Repairing a Toy with 3D Printing

My daughter bought an inexpensive headlamp recently, and like many inexpensive toys, it broke within hours of purchase. She can’t wear it anymore because part of the buckle assembly snapped off and we managed to lose the broken piece before she could glue it back together.

Here’s the damage.

This is a perfect opportunity to fire up the MakerBot Replicator.

If you look carefully in the back of the photo you’ll see an AppleCore earbud wrap, which I highly recommend if you’ve got a bazillion small cables in your life. AppleCores are great stocking stuffers for geeks, BTW, and the holiday shopping season is nigh.

Moving on: let’s test one of my expectations about Living In The Future: in The Future, one will be able to repair broken household items quickly and easily using a 3D printer.

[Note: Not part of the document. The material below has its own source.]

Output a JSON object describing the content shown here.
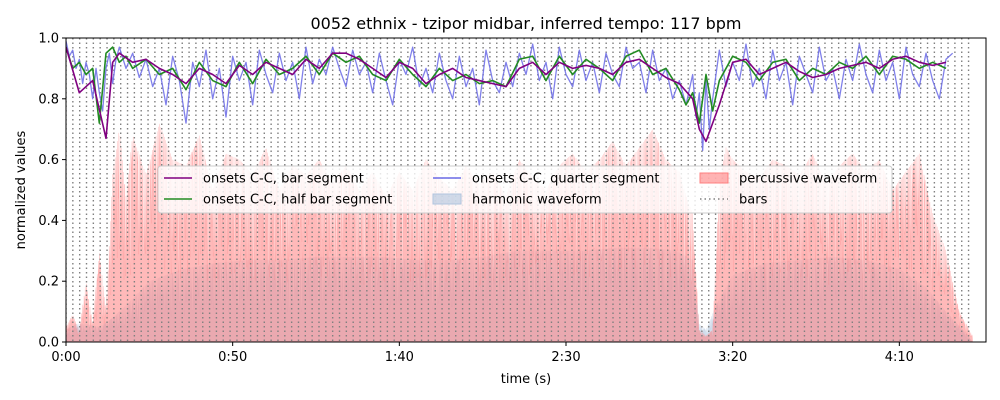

TL;DR version: we don’t live in The Future yet. But we’re getting there. This whole process took about an hour and a half of human-time.

The first step is to get a scan of the broken part. Scanning it with 123DCatch is probably too much hassle for what’s basically a flat object, so I put the headlamp down on a flatbed scanner and covered it with a few sheets of office paper and a black piece of cloth to keep too much light from getting in.

And then a little levels adjustment in Photoshop to bring out the contour I need for tracing. I’m going to add an entirely new backing to the headlamp instead of trying to replace just the broken bit.

I brought the photo into Maya, and traced the edges with NURBS curves. Next, extruded the poly surface, made sure the dimensions were correct, and exported to ReplicatorG. After 45 minutes of vertex wrangling I had this shape:

The slice and print went quickly. I glued the 3D printed part to the original with JB Weld.

(JB Weld also makes a great stocking stuffer for geeks. I once owned a ’92 Toyota Corolla [R.I.P. Felipe] that was 30% JB Weld by weight, not including the zip ties and the fuel door I machined out of an old PC case.)

Wait 24 hours to cure, and we’re done.

Totally functional, if not the most beautiful repair ever. I debated putting the STL for this up on Thingiverse, but this model is useful to exactly one person in the world so there’s not a lot of point in sharing it. If you must have one, email me or DM me.

Why We Don’t Live in The Future Just Yet: The barrier to entry on doing this at home is still pretty high for most people– computers and software are cheap, but the 3D printer required to do this hasn’t hit the sub-$300 range yet. Five years, maybe?

The technical skills for working in 3D aren’t too common yet either, but the easy availability of apps like SketchUp and TinkerCAD will take care of that in time.

BUT. I could see a service like this being offered at your local hardware store in The Future. Bring in your busted genechtagazoink and an eager nerdling will drop the part in a yellow, overbuilt scanner made by DeWalt, flop the geometry around in some yet-to-be-announced Autodesk product, and then print you a replacement part while you wait, sort of like the way house keys are copied now.

(If you ever meet me in person and want to start a good rant about legacy technology, ask me how I feel about house keys.)

Naturally, I found the broken-off piece this morning. Next to the fridge. Feh.